Liangyu Zhong,Joachim Sicking,Fabian Hüger,Hanno Gottschalk
2024-09-26
Abstract:Semantic segmentation networks have achieved significant success under the assumption of independent and identically distributed data. However, these networks often struggle to detect anomalies from unknown semantic classes due to the limited set of visual concepts they are typically trained on. To address this issue, anomaly segmentation often involves fine-tuning on outlier samples, necessitating additional efforts for data collection, labeling, and model retraining. Seeking to avoid this cumbersome work, we take a different approach and propose to incorporate Vision-Language (VL) encoders into existing anomaly detectors to leverage the semantically broad VL pre-training for improved outlier awareness. Additionally, we propose a new scoring function that enables data- and training-free outlier supervision via textual prompts. The resulting VL4AD model, which includes max-logit prompt ensembling and a class-merging strategy, achieves competitive performance on widely used benchmark datasets, thereby demonstrating the potential of vision-language models for pixel-wise anomaly detection.
Computer Vision and Pattern Recognition
What problem does this paper attempt to address?

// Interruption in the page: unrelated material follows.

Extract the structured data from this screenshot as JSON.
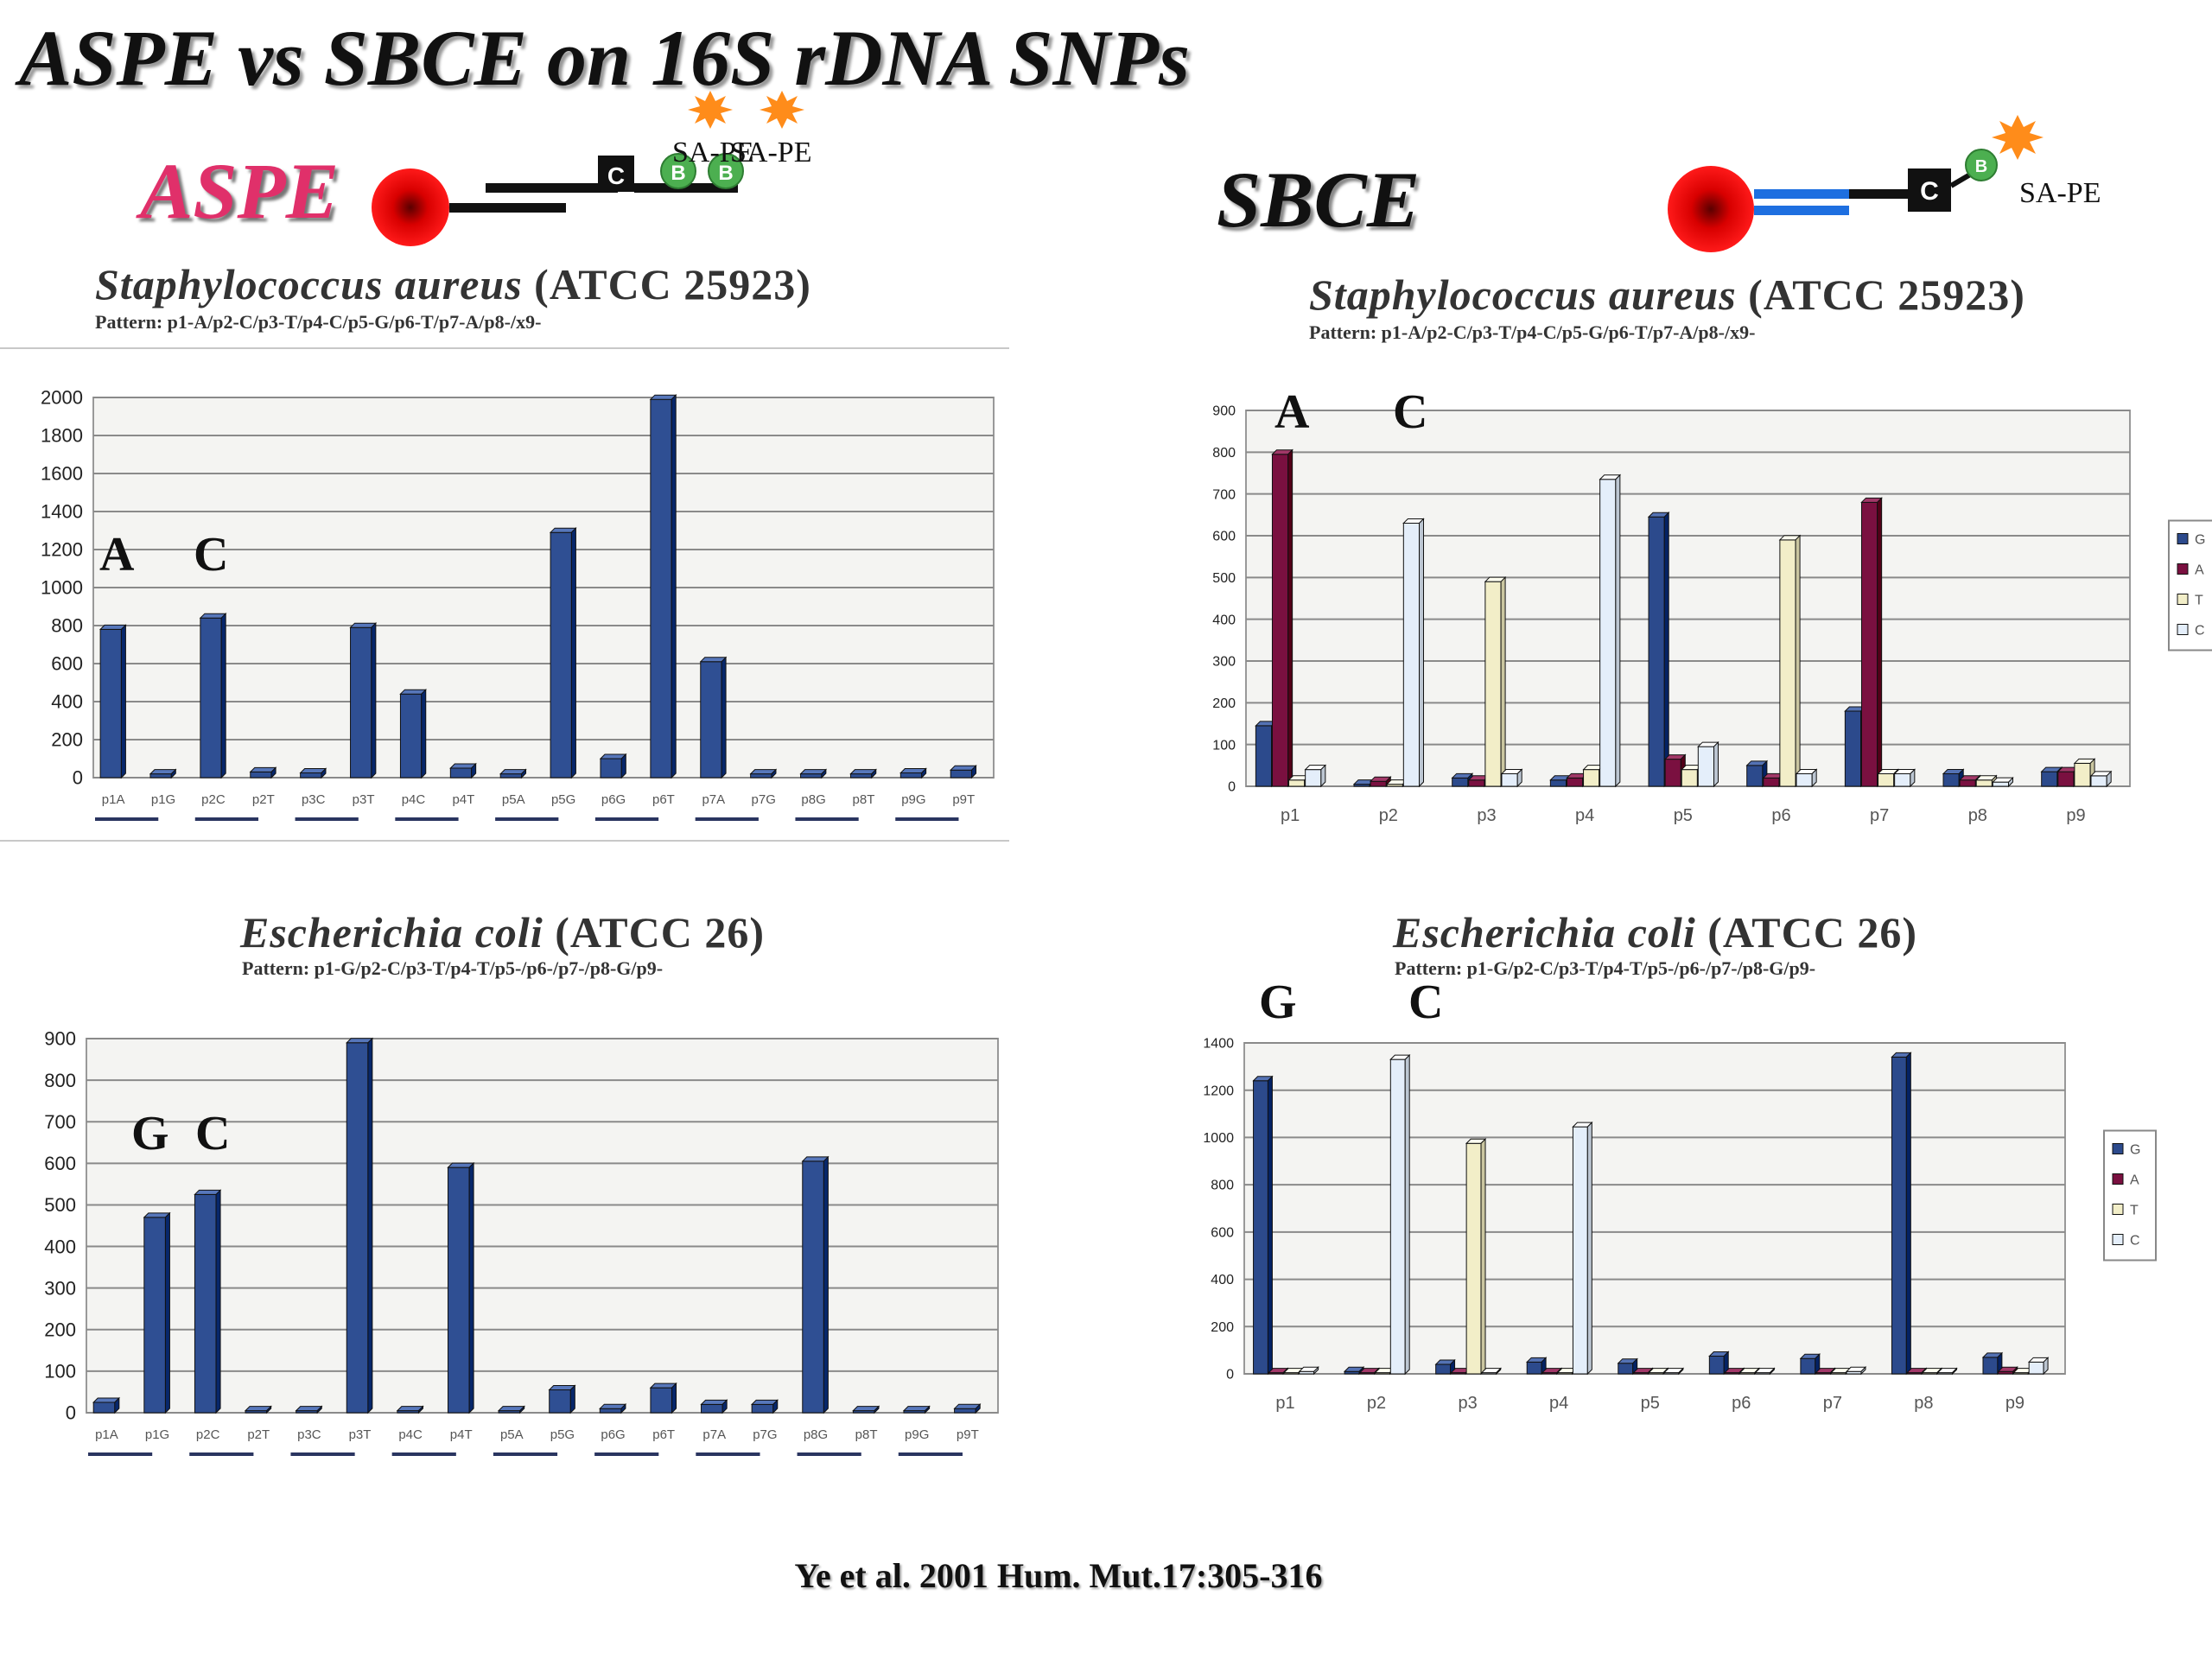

The problem that this paper attempts to solve is: Existing semantic segmentation networks perform poorly in detecting anomalies of unknown semantic categories, especially when facing unseen object types. These out - of - distribution (OOD) objects may lead to unreliable model predictions, thus causing safety problems such as traffic accidents. Specifically, existing methods usually need to be fine - tuned by collecting and annotating abnormal sample data. This not only consumes a large amount of resources, but also the model can only recognize OOD inputs similar to the collected abnormal samples, and may still be ineffective for other types of OOD inputs. To solve these problems, the author proposes a new method, called Vision - Language Model for Anomaly Detection (VL4AD), which incorporates vision - language models into existing anomaly detectors, and uses pre - trained broad semantic concepts to improve the model's sensitivity to unknown anomalies without additional data collection and model retraining. In addition, the author also proposes a new scoring function, which realizes data - free and training - free anomaly supervision through text prompts, thereby improving the flexibility and robustness of the model in practical applications. In summary, this paper aims to improve the effect of pixel - level anomaly detection by combining the advantages of vision - language models, especially the performance in dealing with unknown anomalous objects.